May 18, 2011

Homes without books

by


As many as 42 percent of American children come from families without the “luxury” disposable income to purchase new books, according to a NYTimes “Fixes” blog post, and tens of millions of families have no books at home at all. David Bornstein (How To Change The World) writes that in some low-income neighborhoods it’s difficult to even find books to buy, with only “one book for sale for every 300 children.” Bornstein cites studies that show that having access to books in the home is the singles biggest predictor of later academic success and literacy, even surpassing “occupation or the family’s standard of living.”

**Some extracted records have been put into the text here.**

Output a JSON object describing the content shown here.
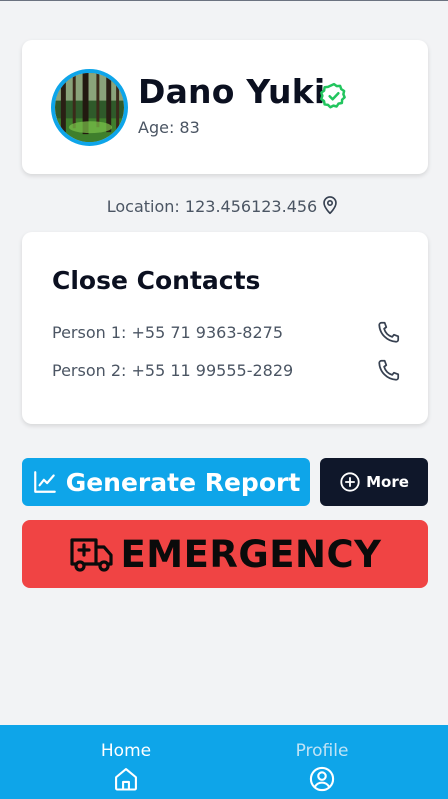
{
  "profile": {
    "name": "Dano Yuki",
    "age": "Age: 83"
  },
  "location": {
    "text": "Location: 123.456123.456"
  },
  "contacts": {
    "title": "Close Contacts",
    "items": [
      {
        "text": "Person 1: +55 71 9363-8275"
      },
      {
        "text": "Person 2: +55 11 99555-2829"
      }
    ]
  },
  "actions": {
    "report_label": "Generate Report",
    "more_label": "More",
    "emergency_label": "EMERGENCY"
  },
  "nav": {
    "home_label": "Home",
    "profile_label": "Profile"
  },
  "colors": {
    "accent": "#0ea5e9",
    "emergency": "#f04444",
    "dark_button": "#0f172a",
    "verified": "#22c55e",
    "background": "#f2f3f5"
  },
  "icons": {
    "verified": "check-badge-icon",
    "location": "map-pin-icon",
    "phone": "phone-icon",
    "report": "line-chart-icon",
    "more": "plus-circle-icon",
    "emergency": "ambulance-icon",
    "home": "home-icon",
    "profile": "user-circle-icon"
  }
}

Bornstein’s blog focuses on the good work done by First Book Marketplace, an organization that helps publishers market their children’s books at greatly reduced rates to low-income families, schools, literary programs, reading groups, and family shelters.

First Book positions itself as a commercially viable organization as well as socially beneficial one. Co-founder Kyle Zimmer says, “Not only are we losing 42 percent of kids whose families can’t afford books; the industry isn’t reaching 42 percent of its potential market.” First Book’s executive director Chandler Arnold puts it this way:

What we want to do is unabashedly change the way our country educates our hardest to reach children — and do it in a way that generates revenues for the publishing industry so that they take it up.

So far the group has distributed nearly 85 million books.